第367話 17章:美女とヴァリアント(19) SIDE スィアチ

SIDE スィアチ


「なぜオレがあの少女が殺されると困ると思うんだ?」


 脅す側があべこべである。


「理由はわからんさ。だが、あんたが大事そうにしてたからな。理屈はともかく、効くと思ったんだよ。正解だろ?」


 ここで弱みを見せるのは悪手だとわかってる。

 だがあの少女を失うのは惜しい。

 まだしばらく喰う気はないし、死体は喰っても美味くないのだ。


「わかったよ。逃げねえ。
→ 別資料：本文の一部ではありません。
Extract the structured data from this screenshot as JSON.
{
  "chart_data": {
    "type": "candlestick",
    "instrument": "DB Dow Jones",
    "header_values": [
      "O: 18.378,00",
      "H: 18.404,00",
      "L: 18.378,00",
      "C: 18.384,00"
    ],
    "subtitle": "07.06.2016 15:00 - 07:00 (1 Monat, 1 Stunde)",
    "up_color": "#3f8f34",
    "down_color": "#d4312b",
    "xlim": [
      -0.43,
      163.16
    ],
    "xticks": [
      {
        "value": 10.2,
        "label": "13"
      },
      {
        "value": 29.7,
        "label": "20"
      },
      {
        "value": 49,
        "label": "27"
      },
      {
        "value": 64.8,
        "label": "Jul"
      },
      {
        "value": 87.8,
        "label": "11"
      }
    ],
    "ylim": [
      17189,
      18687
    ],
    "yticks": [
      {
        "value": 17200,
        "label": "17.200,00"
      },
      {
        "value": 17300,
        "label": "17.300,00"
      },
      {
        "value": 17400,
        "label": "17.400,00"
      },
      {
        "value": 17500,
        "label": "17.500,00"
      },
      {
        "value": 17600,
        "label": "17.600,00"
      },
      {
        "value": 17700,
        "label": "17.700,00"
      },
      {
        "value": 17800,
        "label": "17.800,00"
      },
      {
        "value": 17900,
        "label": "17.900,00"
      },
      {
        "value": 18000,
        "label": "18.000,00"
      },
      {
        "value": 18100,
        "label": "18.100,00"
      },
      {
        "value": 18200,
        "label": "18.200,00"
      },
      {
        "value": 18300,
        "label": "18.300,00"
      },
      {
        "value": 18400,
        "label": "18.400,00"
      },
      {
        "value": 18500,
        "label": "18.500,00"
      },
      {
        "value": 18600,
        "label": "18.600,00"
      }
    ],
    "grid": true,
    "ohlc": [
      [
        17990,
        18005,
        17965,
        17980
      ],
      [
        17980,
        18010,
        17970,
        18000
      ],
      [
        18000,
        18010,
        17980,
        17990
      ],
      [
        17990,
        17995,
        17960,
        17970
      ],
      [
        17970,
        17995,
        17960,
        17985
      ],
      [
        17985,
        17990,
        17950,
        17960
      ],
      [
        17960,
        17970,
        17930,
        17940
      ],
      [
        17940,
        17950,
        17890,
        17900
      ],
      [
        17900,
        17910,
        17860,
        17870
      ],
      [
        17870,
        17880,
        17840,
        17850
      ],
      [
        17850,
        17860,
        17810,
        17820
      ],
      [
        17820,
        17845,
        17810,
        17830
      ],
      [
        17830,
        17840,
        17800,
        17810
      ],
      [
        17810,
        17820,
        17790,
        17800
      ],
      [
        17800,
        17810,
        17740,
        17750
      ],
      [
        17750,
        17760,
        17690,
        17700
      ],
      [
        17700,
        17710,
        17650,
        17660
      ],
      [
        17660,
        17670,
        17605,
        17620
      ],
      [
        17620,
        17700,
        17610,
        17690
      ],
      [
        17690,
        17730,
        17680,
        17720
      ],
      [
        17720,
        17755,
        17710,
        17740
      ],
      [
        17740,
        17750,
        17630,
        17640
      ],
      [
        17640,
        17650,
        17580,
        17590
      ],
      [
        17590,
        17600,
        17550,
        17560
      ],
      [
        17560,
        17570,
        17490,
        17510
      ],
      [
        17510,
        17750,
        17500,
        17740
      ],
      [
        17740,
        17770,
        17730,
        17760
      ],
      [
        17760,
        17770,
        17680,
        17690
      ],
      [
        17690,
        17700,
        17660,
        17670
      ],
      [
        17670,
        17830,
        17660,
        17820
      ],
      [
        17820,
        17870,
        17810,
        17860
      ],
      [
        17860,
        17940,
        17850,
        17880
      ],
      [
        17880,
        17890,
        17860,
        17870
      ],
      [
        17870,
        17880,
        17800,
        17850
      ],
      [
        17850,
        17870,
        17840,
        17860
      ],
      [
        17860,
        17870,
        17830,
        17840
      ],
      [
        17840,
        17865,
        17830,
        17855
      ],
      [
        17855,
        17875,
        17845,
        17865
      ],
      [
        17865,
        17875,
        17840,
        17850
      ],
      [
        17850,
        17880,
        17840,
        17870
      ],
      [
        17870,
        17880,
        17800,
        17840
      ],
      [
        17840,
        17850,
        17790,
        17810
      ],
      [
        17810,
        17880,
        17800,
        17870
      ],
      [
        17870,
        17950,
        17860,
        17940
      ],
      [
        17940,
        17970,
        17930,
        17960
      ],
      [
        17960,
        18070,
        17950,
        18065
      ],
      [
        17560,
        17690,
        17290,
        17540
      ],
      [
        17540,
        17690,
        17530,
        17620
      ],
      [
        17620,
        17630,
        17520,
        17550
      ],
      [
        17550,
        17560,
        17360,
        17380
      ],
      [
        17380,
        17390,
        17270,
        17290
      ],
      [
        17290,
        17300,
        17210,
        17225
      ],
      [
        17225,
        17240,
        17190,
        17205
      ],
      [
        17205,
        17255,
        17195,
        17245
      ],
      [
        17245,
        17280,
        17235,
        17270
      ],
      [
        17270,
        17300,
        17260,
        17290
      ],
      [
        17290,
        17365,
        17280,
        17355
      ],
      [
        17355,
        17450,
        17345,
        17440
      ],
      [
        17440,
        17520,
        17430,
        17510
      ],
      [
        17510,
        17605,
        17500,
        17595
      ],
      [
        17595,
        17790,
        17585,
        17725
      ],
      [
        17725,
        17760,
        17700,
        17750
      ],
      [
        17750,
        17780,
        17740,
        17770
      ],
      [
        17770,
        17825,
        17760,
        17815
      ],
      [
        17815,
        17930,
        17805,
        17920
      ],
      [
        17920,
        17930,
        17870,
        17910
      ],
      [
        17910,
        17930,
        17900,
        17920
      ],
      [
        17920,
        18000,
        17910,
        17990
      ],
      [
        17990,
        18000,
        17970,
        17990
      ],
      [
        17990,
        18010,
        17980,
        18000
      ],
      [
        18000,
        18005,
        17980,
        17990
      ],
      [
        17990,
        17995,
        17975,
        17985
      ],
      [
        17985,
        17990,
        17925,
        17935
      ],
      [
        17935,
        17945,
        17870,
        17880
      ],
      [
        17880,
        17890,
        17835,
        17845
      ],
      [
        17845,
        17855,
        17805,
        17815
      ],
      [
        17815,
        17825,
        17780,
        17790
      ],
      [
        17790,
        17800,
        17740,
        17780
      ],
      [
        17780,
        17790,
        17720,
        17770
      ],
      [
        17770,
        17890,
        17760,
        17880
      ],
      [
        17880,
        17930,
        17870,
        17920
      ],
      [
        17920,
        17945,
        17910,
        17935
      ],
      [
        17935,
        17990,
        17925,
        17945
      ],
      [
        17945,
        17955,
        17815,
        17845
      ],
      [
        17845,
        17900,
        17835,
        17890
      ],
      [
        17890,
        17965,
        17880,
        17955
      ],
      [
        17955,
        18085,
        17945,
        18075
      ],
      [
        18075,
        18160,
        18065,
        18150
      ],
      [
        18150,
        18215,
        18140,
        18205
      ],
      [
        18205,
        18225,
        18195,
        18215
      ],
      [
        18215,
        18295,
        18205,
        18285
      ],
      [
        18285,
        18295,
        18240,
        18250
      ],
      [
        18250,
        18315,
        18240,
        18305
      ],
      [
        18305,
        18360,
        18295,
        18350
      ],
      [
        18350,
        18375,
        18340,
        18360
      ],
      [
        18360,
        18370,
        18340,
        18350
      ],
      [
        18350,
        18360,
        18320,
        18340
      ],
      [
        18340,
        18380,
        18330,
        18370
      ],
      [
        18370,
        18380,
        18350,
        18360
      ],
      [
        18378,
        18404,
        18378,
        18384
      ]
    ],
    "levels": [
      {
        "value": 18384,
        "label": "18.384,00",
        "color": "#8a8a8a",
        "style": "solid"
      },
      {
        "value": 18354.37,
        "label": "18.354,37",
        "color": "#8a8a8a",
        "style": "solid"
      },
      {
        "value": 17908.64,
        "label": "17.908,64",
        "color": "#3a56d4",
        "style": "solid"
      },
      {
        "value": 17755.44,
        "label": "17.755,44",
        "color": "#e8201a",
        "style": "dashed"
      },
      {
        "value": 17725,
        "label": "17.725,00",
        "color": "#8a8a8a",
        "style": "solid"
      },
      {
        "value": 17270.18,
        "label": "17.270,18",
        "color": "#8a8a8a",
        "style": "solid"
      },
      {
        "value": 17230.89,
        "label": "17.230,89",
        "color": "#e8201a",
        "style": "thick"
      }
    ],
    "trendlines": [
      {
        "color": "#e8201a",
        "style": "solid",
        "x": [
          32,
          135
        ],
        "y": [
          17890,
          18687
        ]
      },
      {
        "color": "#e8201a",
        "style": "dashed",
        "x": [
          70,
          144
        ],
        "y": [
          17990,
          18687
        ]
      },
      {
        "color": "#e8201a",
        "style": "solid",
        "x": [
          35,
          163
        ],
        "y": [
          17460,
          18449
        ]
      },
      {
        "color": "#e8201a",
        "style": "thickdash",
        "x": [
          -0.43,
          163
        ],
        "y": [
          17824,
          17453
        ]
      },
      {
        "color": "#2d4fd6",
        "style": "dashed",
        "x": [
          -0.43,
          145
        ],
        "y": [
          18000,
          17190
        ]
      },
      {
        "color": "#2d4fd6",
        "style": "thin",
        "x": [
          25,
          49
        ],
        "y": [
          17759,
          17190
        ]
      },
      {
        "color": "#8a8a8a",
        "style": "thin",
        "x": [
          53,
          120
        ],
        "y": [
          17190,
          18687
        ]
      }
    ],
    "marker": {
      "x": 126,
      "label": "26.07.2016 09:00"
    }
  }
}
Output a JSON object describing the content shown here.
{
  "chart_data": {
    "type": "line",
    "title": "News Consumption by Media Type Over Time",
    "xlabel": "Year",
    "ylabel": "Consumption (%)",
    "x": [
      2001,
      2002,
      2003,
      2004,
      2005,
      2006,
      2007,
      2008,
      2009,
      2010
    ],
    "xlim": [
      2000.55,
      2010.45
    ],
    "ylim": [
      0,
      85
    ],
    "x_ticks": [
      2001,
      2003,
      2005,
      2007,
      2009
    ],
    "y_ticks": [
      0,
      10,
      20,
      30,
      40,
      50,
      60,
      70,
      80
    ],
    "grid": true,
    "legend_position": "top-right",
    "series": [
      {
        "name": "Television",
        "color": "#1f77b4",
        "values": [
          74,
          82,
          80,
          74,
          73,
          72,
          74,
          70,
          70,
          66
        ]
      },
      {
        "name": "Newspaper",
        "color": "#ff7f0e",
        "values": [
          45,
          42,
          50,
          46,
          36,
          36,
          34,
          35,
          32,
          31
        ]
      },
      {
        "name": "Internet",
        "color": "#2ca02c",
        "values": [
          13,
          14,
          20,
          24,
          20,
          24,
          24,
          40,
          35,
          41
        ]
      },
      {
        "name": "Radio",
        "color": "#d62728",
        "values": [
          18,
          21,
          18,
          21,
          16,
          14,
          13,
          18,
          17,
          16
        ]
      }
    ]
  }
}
だが――」


 オレは家にしかけておいたトラップを発動。

 ひょいと拾ったステッキの先をナンバカズの背後に出現させた。


「お前には死んでもらう!」


 ステッキの先端がナンバカズの後頭部を狙う。


 先端の周囲50センチを強制転移させる、オレの奥義だ。

 効果範囲は狭く、事前にチャージも必要だが、人間相手なら必殺の一撃になる。

 見てからかわせる速度ではない。


 しかし、必殺だったはずの攻撃は、こちらを振り向きもしないまま避けられた。

 転移を発動させた瞬間には既に避け始めていなければ、到底間に合わないはずだ。


「なぜ避けられた!」


 そう叫んだ時には、オレの首は胴体から離れ、床へと落下を始めていた。


「お前達が考えるような戦法は何万通りも経験済みだ」


 冷たい目がオレを見下ろす。

 なんて目をしやがる。

 まるで、百年戦い続けた戦士みたいな目だ。


 ――敵わない。


 短い攻防だったが、それを理解するには十分な時間だった。


 人間相手にこれを使うことになるとはな。


 オレは落ちる自分の首を空中でキャッチしつつ、仕込んでおいた最後の転移魔法を発動させた。




 転移先は少女の行き先と同じだ。

 もともとは、合流のために仕込んでおいたものである。

 こうして緊急退避用でもあったのだが、まさか本当にその用途で使うことになるとはな。


 到着したのはとある山奥だ。

 とりあえあえず少女をつれて逃げよう。


 だが、オレの考えは眼前の光景に打ち砕かれた。


 ヴァリアントが2体、少女を喰らっていたのだ。

 内臓はぶちまけられ、腕と脚が片方ずつなくなっている。

 少女は既に事切れた後だ。


「お前がスィアチか」


 片方のヴァリアントが真っ赤な口でそう言った時には既に、オレの視界は怒りで真っ白になっていた。




 気付いた時には、2体のヴァリアントはオレの手でぐちゃぐちゃに引き裂かれていた。


 名前も知らないそれらは、紫の煙となって、虚空へと消えていく。

 その場には、ばらばらになった少女の肉片と、恐怖に歪んだまま硬直した彼女の顔が残されていた。